For many, Remembrance Day is marked by simple gestures like wearing a poppy or attending a local ceremony. But for Miami twins Rebecca and Alexa Knox, it’s an annual pilgrimage steeped in family history and heartfelt creativity.
Each year before Nov. 11, the Knox sisters visit the Miami War Memorial, where they look for their last name – a name that tells a story of bravery and sacrifice from generations past.
The girls’ great-great-grandfather, George A. H. Knox, and great-grandfather, George William Knox, served in the First World War and Second World War, respectively, and both men returned home.
George Andrew Huntley Knox was 22 years old when he enlisted in the First World War on Dec. 15, 1914. Enlisting with the Canadian Expeditionary Force (CEF), the country’s overseas force during the war, he made corporal with the 32nd Battalion. He fought until he was wounded in the chest and both legs as a Sgt. in August 1917. After spending five months recovering in the field hospital, George A. H. Knox was discharged and sent home — he fought for a total of four years and one month.
On Feb. 13, 1917, George A. H. Knox was awarded the Distinguished Conduct Medal at Vimy Ridge for gallantry in action, the second highest award for the action for all army ranks below commissioned officers.
Standard Photo by Lana Meier
George William Knox enlisted in the Second World War at 21 in 1942. He served overseas from 1943 to 1945, touring North Africa, Italy, and Holland with the Royal Canadian Regiment and the Princess Patricia Canadian Light Infantry. George William Knox then returned to Canada on July 4, 1945, with the first Pacific Draft. While training, he came down with jaundice, so he was sent home to recover.
The ten-year-old twins, Rebecca and Alexa, don’t know much about their great-great and great-grandfathers, but they know they’re heroes.
“It’s kind of scary and sad,” said Rebecca, noting how proud she feels when she sees their names on the cenotaph. “I wish I could actually meet them.”
The Miami War Memorial was erected in 2021 and has 705 names inscribed on it, each belonging to residents of the rural municipality (RM) of Thompson who fought in the Boer War (1899 – 1902), the First World War (1914 – 1918), the Second World War (1939 – 1945), the Korean War (1950 – 1953), the Balkans War (1991 – 1995), and the peacekeeping missions in Egypt (1956 – 1967 and 1973 – 1979), Cyprus (1964 – 1993), and Kosovo (1998 – 2001).
Each Remembrance Day, the Royal Canadian Legion holds the National Youth Remembrance Contests, in which students nationwide submit drawings, poems, letters, and more in honour of those who fought for Canada.
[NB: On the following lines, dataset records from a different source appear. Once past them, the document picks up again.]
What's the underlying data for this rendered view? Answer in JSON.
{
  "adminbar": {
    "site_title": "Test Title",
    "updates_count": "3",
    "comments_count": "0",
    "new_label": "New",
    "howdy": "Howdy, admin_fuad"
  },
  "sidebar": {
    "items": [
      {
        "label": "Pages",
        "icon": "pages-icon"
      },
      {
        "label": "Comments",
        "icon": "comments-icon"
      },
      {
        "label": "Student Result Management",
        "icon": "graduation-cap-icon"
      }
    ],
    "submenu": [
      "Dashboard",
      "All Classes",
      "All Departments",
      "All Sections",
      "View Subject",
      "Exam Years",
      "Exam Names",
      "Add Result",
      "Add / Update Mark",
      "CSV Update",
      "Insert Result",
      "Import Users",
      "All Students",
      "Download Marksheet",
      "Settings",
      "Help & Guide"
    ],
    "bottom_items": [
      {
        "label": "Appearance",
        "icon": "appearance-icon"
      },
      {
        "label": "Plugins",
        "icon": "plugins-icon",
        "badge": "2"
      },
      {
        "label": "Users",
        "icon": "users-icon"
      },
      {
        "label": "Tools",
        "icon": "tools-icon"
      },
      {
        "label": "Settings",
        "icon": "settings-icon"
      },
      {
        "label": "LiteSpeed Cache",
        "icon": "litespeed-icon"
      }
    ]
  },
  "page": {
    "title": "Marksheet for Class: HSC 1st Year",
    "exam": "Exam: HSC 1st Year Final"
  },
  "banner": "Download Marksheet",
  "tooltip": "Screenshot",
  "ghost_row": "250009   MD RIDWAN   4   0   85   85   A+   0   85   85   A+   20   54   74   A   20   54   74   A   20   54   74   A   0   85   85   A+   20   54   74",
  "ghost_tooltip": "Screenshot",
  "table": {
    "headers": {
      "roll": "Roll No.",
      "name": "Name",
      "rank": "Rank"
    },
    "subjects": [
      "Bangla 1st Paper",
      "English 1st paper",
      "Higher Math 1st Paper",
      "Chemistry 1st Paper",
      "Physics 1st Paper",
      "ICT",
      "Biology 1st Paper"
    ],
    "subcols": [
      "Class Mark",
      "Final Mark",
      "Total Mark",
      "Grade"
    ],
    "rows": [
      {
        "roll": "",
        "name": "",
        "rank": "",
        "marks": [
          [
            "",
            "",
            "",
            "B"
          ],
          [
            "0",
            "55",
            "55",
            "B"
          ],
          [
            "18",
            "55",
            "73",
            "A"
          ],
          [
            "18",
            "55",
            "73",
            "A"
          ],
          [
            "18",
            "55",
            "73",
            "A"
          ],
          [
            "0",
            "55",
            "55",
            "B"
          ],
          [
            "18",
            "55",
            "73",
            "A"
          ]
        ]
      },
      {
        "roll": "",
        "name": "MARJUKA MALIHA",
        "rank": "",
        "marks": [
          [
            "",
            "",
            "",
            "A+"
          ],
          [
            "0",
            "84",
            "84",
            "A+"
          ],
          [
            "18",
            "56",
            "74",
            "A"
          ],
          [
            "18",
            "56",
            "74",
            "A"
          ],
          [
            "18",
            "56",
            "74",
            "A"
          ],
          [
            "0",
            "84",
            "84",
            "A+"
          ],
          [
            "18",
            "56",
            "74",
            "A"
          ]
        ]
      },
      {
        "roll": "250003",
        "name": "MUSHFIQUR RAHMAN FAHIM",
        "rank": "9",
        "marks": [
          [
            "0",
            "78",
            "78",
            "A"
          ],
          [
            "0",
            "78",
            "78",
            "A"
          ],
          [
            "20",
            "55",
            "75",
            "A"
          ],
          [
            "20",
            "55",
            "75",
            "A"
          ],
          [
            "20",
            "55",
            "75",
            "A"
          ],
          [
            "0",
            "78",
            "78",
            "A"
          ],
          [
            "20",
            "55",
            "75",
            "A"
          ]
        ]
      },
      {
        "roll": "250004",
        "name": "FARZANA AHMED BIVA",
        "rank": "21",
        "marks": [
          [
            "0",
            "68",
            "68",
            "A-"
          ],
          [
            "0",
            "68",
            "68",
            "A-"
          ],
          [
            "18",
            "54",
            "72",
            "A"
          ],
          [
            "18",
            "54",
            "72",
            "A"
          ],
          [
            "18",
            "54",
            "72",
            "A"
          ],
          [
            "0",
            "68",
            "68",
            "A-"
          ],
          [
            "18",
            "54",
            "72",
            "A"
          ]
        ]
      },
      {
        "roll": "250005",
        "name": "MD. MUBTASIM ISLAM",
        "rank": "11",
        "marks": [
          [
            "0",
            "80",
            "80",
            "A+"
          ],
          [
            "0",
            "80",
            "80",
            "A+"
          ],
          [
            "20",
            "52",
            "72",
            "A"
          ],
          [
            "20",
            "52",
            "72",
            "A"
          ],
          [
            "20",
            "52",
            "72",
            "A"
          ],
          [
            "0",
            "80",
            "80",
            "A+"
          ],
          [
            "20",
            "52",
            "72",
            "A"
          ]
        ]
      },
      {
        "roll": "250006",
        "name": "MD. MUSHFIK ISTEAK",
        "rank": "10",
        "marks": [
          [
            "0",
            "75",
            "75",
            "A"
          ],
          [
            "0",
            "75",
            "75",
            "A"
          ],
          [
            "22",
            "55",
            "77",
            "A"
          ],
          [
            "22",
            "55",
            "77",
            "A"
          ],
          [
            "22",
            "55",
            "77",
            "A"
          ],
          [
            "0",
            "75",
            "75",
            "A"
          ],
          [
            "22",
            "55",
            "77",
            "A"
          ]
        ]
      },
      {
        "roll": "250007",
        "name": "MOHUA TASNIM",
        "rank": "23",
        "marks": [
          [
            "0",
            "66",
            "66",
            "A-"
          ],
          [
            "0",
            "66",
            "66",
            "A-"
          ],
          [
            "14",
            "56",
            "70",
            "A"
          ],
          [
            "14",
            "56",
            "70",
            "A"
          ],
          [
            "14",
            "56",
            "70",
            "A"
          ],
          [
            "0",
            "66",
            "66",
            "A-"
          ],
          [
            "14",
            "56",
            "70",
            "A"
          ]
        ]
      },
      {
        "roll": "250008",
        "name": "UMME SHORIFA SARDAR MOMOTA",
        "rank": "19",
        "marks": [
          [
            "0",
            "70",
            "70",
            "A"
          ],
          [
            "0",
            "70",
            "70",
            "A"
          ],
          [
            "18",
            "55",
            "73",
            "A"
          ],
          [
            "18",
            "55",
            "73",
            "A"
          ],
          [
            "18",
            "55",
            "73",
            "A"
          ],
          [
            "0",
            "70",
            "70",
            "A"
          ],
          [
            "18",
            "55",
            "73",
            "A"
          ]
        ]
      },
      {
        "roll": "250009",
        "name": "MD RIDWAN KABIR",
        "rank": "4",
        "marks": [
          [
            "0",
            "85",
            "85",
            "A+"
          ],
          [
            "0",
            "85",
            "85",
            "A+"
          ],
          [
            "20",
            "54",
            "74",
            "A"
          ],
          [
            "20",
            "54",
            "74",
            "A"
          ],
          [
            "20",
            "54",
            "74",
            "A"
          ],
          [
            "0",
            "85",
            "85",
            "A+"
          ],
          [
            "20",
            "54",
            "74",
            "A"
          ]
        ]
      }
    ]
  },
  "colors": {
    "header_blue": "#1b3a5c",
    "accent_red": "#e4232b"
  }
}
Miami School students participate in the contest each year, and Rebecca and Alexa take the opportunity to put their drawing skills to the test.
Learning to draw from their older sister, the twins crafted extremely detailed and thoughtful pictures to “remember the fallen”. Alexa’s picture shows two girls kneeling in front of crosses, with a helmet resting on the picture’s main cross. A Canadian flag flies on the right side of the drawing next to a church, and the entire scene sits over a sunset background under the words “Remember the Fallen.”
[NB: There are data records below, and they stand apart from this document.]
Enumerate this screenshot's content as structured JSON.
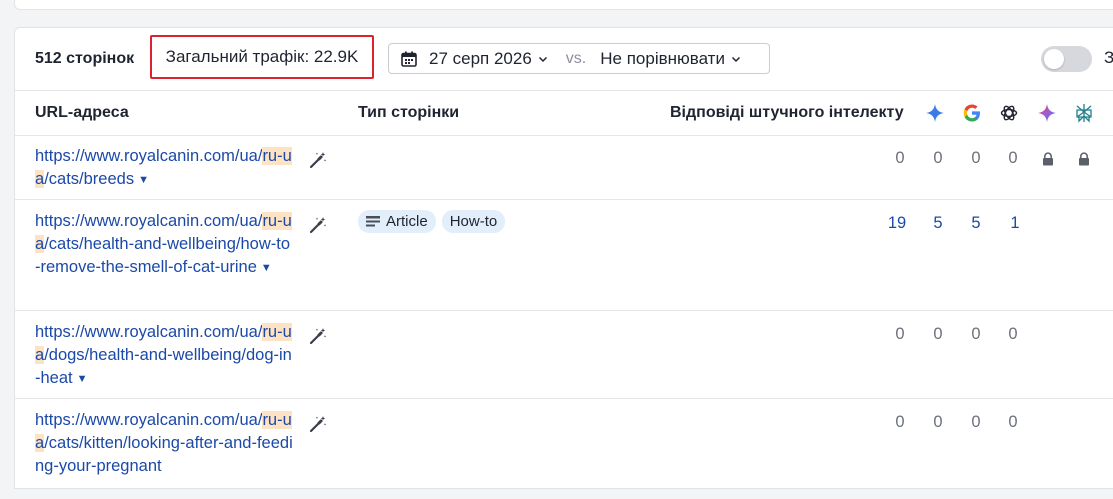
{
  "toolbar": {
    "pages_count": "512 сторінок",
    "traffic": "Загальний трафік: 22.9K",
    "date": "27 серп 2026",
    "vs": "vs.",
    "compare": "Не порівнювати",
    "toggle_label": "З",
    "toggle_on": false
  },
  "headers": {
    "url": "URL-адреса",
    "page_type": "Тип сторінки",
    "ai_answers": "Відповіді штучного інтелекту"
  },
  "engines": [
    "ai-overview-icon",
    "google-icon",
    "chatgpt-icon",
    "gemini-icon",
    "perplexity-icon"
  ],
  "rows": [
    {
      "url_a": "https://www.royalcanin.com/ua/",
      "url_hl": "ru-ua",
      "url_b": "/cats/breeds",
      "tags": [],
      "counts": [
        "0",
        "0",
        "0",
        "0"
      ],
      "locked": true
    },
    {
      "url_a": "https://www.royalcanin.com/ua/",
      "url_hl": "ru-ua",
      "url_b": "/cats/health-and-wellbeing/how-to-remove-the-smell-of-cat-urine",
      "tags": [
        "Article",
        "How-to"
      ],
      "counts": [
        "19",
        "5",
        "5",
        "1"
      ],
      "locked": false
    },
    {
      "url_a": "https://www.royalcanin.com/ua/",
      "url_hl": "ru-ua",
      "url_b": "/dogs/health-and-wellbeing/dog-in-heat",
      "tags": [],
      "counts": [
        "0",
        "0",
        "0",
        "0"
      ],
      "locked": false
    },
    {
      "url_a": "https://www.royalcanin.com/ua/",
      "url_hl": "ru-ua",
      "url_b": "/cats/kitten/looking-after-and-feeding-your-pregnant",
      "tags": [],
      "counts": [
        "0",
        "0",
        "0",
        "0"
      ],
      "locked": false
    }
  ],
  "colors": {
    "link": "#1b49a8",
    "highlight": "#fde3c4",
    "tag_bg": "#e3eefb",
    "annotation_red": "#d9232e"
  }
}
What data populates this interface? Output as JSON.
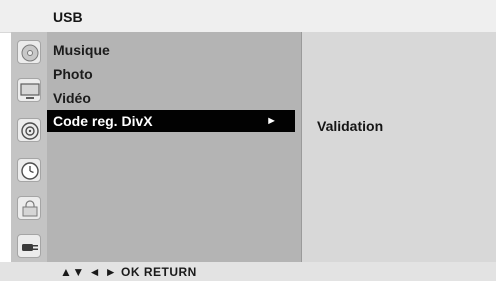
{
  "header": {
    "title": "USB"
  },
  "sidebar_icons": [
    "disc-icon",
    "screen-icon",
    "speaker-icon",
    "clock-icon",
    "lock-icon",
    "plug-icon"
  ],
  "menu": {
    "items": [
      {
        "label": "Musique",
        "selected": false
      },
      {
        "label": "Photo",
        "selected": false
      },
      {
        "label": "Vidéo",
        "selected": false
      },
      {
        "label": "Code reg. DivX",
        "selected": true,
        "arrow": "►"
      }
    ]
  },
  "submenu": {
    "item": "Validation"
  },
  "footer": {
    "hint": "▲▼  ◄ ►  OK  RETURN"
  },
  "colors": {
    "selected_bg": "#020202",
    "menu_bg": "#b4b4b4",
    "submenu_bg": "#d8d8d8"
  }
}
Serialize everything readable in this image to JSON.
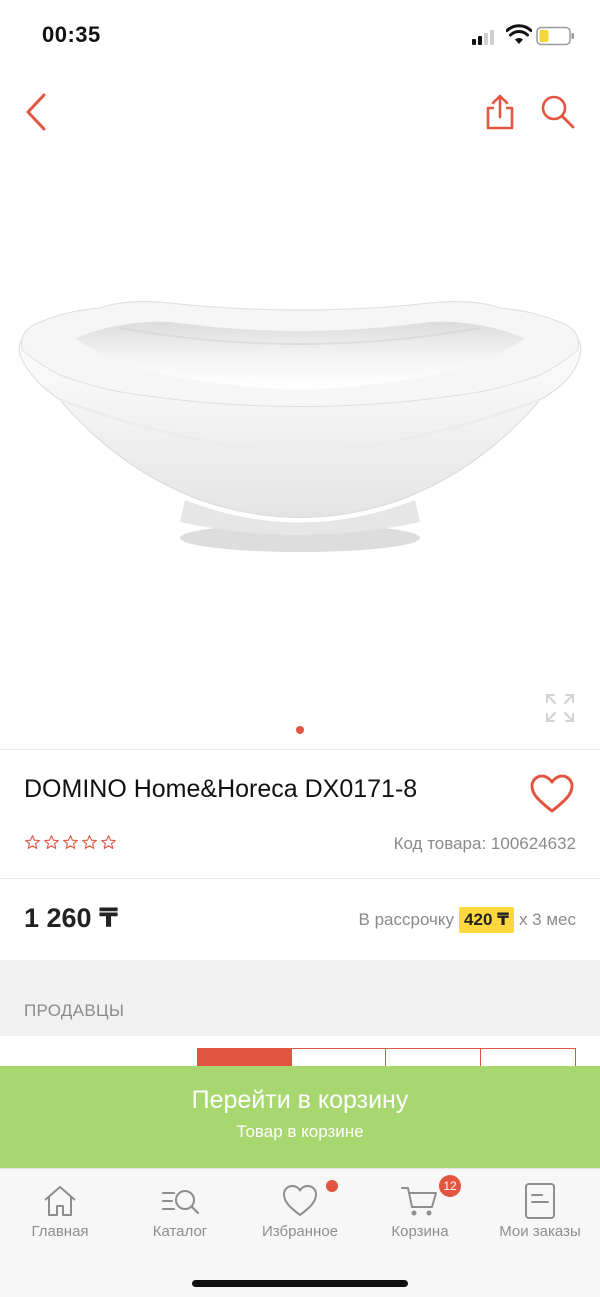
{
  "status_bar": {
    "time": "00:35"
  },
  "colors": {
    "accent": "#e25540",
    "cta_green": "#a8d770",
    "installment_yellow": "#ffd73f",
    "text_gray": "#8a8a8a"
  },
  "top_nav": {
    "back_icon": "chevron-left-icon",
    "share_icon": "share-icon",
    "search_icon": "search-icon"
  },
  "gallery": {
    "image": "white porcelain bowl",
    "expand_icon": "expand-icon",
    "slide_count": 1,
    "active_slide": 1
  },
  "product": {
    "title": "DOMINO Home&Horeca DX0171-8",
    "rating_stars": 0,
    "rating_max": 5,
    "sku_label": "Код товара: 100624632",
    "price": "1 260 ₸",
    "installment": {
      "prefix": "В рассрочку",
      "amount": "420 ₸",
      "suffix": "x 3 мес"
    }
  },
  "sellers": {
    "label": "ПРОДАВЦЫ"
  },
  "cta": {
    "title": "Перейти в корзину",
    "subtitle": "Товар в корзине"
  },
  "tab_bar": {
    "items": [
      {
        "label": "Главная",
        "icon": "home-icon"
      },
      {
        "label": "Каталог",
        "icon": "catalog-icon"
      },
      {
        "label": "Избранное",
        "icon": "heart-icon"
      },
      {
        "label": "Корзина",
        "icon": "cart-icon",
        "badge": "12"
      },
      {
        "label": "Мои заказы",
        "icon": "orders-icon"
      }
    ]
  }
}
“People lose people, and they want to remember them,” said Alexa. “I know that they tried to make our country free.”
Rebecca’s picture shows a field of crosses with helmets resting on them and a soldier paying their respects. A plane flies over a war memorial next to the soldier, with a poppy and the words “Lest We Forget” across it. In the top left corner of the drawing are two soldiers carrying a casket with a Canadian flag draped over it.
“I just thought of somebody who fought in the war, and I wanted to make it feel like it was after the war,” said Rebecca. “It honours everyone who died in battle.”
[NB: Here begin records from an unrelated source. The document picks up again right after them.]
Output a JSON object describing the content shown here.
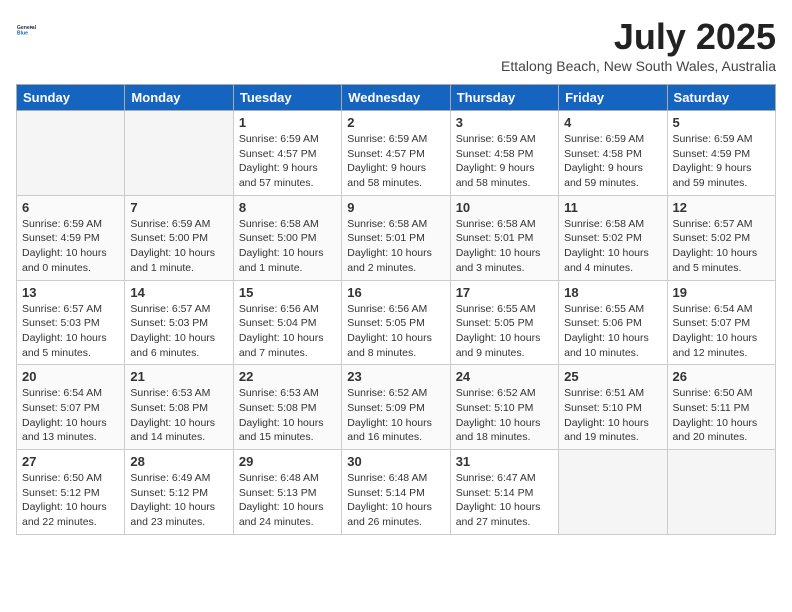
{
  "header": {
    "logo_general": "General",
    "logo_blue": "Blue",
    "month_year": "July 2025",
    "location": "Ettalong Beach, New South Wales, Australia"
  },
  "days_of_week": [
    "Sunday",
    "Monday",
    "Tuesday",
    "Wednesday",
    "Thursday",
    "Friday",
    "Saturday"
  ],
  "weeks": [
    [
      {
        "day": "",
        "empty": true
      },
      {
        "day": "",
        "empty": true
      },
      {
        "day": "1",
        "sunrise": "6:59 AM",
        "sunset": "4:57 PM",
        "daylight": "9 hours and 57 minutes."
      },
      {
        "day": "2",
        "sunrise": "6:59 AM",
        "sunset": "4:57 PM",
        "daylight": "9 hours and 58 minutes."
      },
      {
        "day": "3",
        "sunrise": "6:59 AM",
        "sunset": "4:58 PM",
        "daylight": "9 hours and 58 minutes."
      },
      {
        "day": "4",
        "sunrise": "6:59 AM",
        "sunset": "4:58 PM",
        "daylight": "9 hours and 59 minutes."
      },
      {
        "day": "5",
        "sunrise": "6:59 AM",
        "sunset": "4:59 PM",
        "daylight": "9 hours and 59 minutes."
      }
    ],
    [
      {
        "day": "6",
        "sunrise": "6:59 AM",
        "sunset": "4:59 PM",
        "daylight": "10 hours and 0 minutes."
      },
      {
        "day": "7",
        "sunrise": "6:59 AM",
        "sunset": "5:00 PM",
        "daylight": "10 hours and 1 minute."
      },
      {
        "day": "8",
        "sunrise": "6:58 AM",
        "sunset": "5:00 PM",
        "daylight": "10 hours and 1 minute."
      },
      {
        "day": "9",
        "sunrise": "6:58 AM",
        "sunset": "5:01 PM",
        "daylight": "10 hours and 2 minutes."
      },
      {
        "day": "10",
        "sunrise": "6:58 AM",
        "sunset": "5:01 PM",
        "daylight": "10 hours and 3 minutes."
      },
      {
        "day": "11",
        "sunrise": "6:58 AM",
        "sunset": "5:02 PM",
        "daylight": "10 hours and 4 minutes."
      },
      {
        "day": "12",
        "sunrise": "6:57 AM",
        "sunset": "5:02 PM",
        "daylight": "10 hours and 5 minutes."
      }
    ],
    [
      {
        "day": "13",
        "sunrise": "6:57 AM",
        "sunset": "5:03 PM",
        "daylight": "10 hours and 5 minutes."
      },
      {
        "day": "14",
        "sunrise": "6:57 AM",
        "sunset": "5:03 PM",
        "daylight": "10 hours and 6 minutes."
      },
      {
        "day": "15",
        "sunrise": "6:56 AM",
        "sunset": "5:04 PM",
        "daylight": "10 hours and 7 minutes."
      },
      {
        "day": "16",
        "sunrise": "6:56 AM",
        "sunset": "5:05 PM",
        "daylight": "10 hours and 8 minutes."
      },
      {
        "day": "17",
        "sunrise": "6:55 AM",
        "sunset": "5:05 PM",
        "daylight": "10 hours and 9 minutes."
      },
      {
        "day": "18",
        "sunrise": "6:55 AM",
        "sunset": "5:06 PM",
        "daylight": "10 hours and 10 minutes."
      },
      {
        "day": "19",
        "sunrise": "6:54 AM",
        "sunset": "5:07 PM",
        "daylight": "10 hours and 12 minutes."
      }
    ],
    [
      {
        "day": "20",
        "sunrise": "6:54 AM",
        "sunset": "5:07 PM",
        "daylight": "10 hours and 13 minutes."
      },
      {
        "day": "21",
        "sunrise": "6:53 AM",
        "sunset": "5:08 PM",
        "daylight": "10 hours and 14 minutes."
      },
      {
        "day": "22",
        "sunrise": "6:53 AM",
        "sunset": "5:08 PM",
        "daylight": "10 hours and 15 minutes."
      },
      {
        "day": "23",
        "sunrise": "6:52 AM",
        "sunset": "5:09 PM",
        "daylight": "10 hours and 16 minutes."
      },
      {
        "day": "24",
        "sunrise": "6:52 AM",
        "sunset": "5:10 PM",
        "daylight": "10 hours and 18 minutes."
      },
      {
        "day": "25",
        "sunrise": "6:51 AM",
        "sunset": "5:10 PM",
        "daylight": "10 hours and 19 minutes."
      },
      {
        "day": "26",
        "sunrise": "6:50 AM",
        "sunset": "5:11 PM",
        "daylight": "10 hours and 20 minutes."
      }
    ],
    [
      {
        "day": "27",
        "sunrise": "6:50 AM",
        "sunset": "5:12 PM",
        "daylight": "10 hours and 22 minutes."
      },
      {
        "day": "28",
        "sunrise": "6:49 AM",
        "sunset": "5:12 PM",
        "daylight": "10 hours and 23 minutes."
      },
      {
        "day": "29",
        "sunrise": "6:48 AM",
        "sunset": "5:13 PM",
        "daylight": "10 hours and 24 minutes."
      },
      {
        "day": "30",
        "sunrise": "6:48 AM",
        "sunset": "5:14 PM",
        "daylight": "10 hours and 26 minutes."
      },
      {
        "day": "31",
        "sunrise": "6:47 AM",
        "sunset": "5:14 PM",
        "daylight": "10 hours and 27 minutes."
      },
      {
        "day": "",
        "empty": true
      },
      {
        "day": "",
        "empty": true
      }
    ]
  ]
}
Though their drawings weren’t chosen as contest winners, the twins don’t mind. They said they just like drawing and remembering those who fought in war. Rebecca already has some ideas for next year’s picture, but she said the idea could change between now and then.
Rebecca and Alexa are singing with their Grade 5 class for the school’s Remembrance Day service this year, performing “Remember the Time” and “Peace on Earth.”